Als de uitlener van personeel de verschuldigde loonheffingen niet betaalt, kan de ontvanger van de belastingen de inlener aansprakelijk stellen. Maar dan moet de ontvanger wel kunnen aantonen dat hij de aanslagen naar de uitlener heeft verzonden. Beschikt de fiscus niet over dit bewijs, dan is een aansprakelijkstelling van de inlener zeer onzorgvuldig. De inlener heeft dan mogelijk recht op een hoge bezwaarkostenvergoeding.
Een Duits lichaam had personeel ingeleend van een ander bedrijf.
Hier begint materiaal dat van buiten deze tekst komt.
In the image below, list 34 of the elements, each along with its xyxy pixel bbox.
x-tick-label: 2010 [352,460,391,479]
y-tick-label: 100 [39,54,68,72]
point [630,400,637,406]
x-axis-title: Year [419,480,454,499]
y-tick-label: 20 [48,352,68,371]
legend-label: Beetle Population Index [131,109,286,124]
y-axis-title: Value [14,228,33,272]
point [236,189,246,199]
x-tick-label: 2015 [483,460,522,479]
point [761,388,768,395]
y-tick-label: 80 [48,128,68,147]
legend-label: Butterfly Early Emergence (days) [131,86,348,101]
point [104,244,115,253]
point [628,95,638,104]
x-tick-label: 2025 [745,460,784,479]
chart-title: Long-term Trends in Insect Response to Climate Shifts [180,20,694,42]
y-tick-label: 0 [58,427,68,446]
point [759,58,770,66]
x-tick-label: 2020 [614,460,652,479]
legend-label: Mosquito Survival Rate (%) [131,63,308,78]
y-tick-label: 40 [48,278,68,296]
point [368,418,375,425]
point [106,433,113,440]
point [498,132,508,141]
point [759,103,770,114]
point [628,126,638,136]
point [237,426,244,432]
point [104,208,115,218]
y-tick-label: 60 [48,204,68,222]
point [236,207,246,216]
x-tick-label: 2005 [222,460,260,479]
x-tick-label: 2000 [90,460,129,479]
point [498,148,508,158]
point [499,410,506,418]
Dat andere bedrijf moest in dat verband Nederlandse loonheffingen afdragen, maar liet dat na. De ontvanger stelde daarom de inlener aansprakelijk voor € 302.099. De inlener ging met succes in bezwaar tegen deze aansprakelijkstelling. De ontvanger constateerde dat hij niet kon bewijzen dat de verzending van de naheffingsaanslagen daadwerkelijk had plaatsgevonden. Daarom vernietigde hij de aansprakelijkstelling. Ook kende hij de inlener een forfaitaire bezwaarkostenvergoeding toe van € 261. Maar de inlener vond dat hij recht had op een hogere kostenvergoeding en ging in beroep.
Fiscus moet verzending aanslagen bewijzen
Rechtbank Zeeland-West-Brabant wijst erop dat een aansprakelijkstelling van een inlener niet mag plaatsvinden voordat de belastingschuldige in gebrek is met zijn betaling. Het gevolg is dat de fiscus moet kunnen bewijzen dat de desbetreffende naheffingsaanslagen bekend zijn gemaakt. De ontvanger verklaart echter dat op het moment van de aansprakelijkstelling er geen verzendadministratie was. Door toch de inlener aansprakelijk te stellen, had hij volgens de rechtbank zeer onzorgvuldig gehandeld. Bovendien heeft de inlener gevraagd om een vergoeding van de bezwaarkosten. Dat niet specifiek is verzocht om een integrale kostenvergoeding, is hier niet relevant. De rechtbank vindt een bezwaarkostenvergoeding van € 10.000 gepast.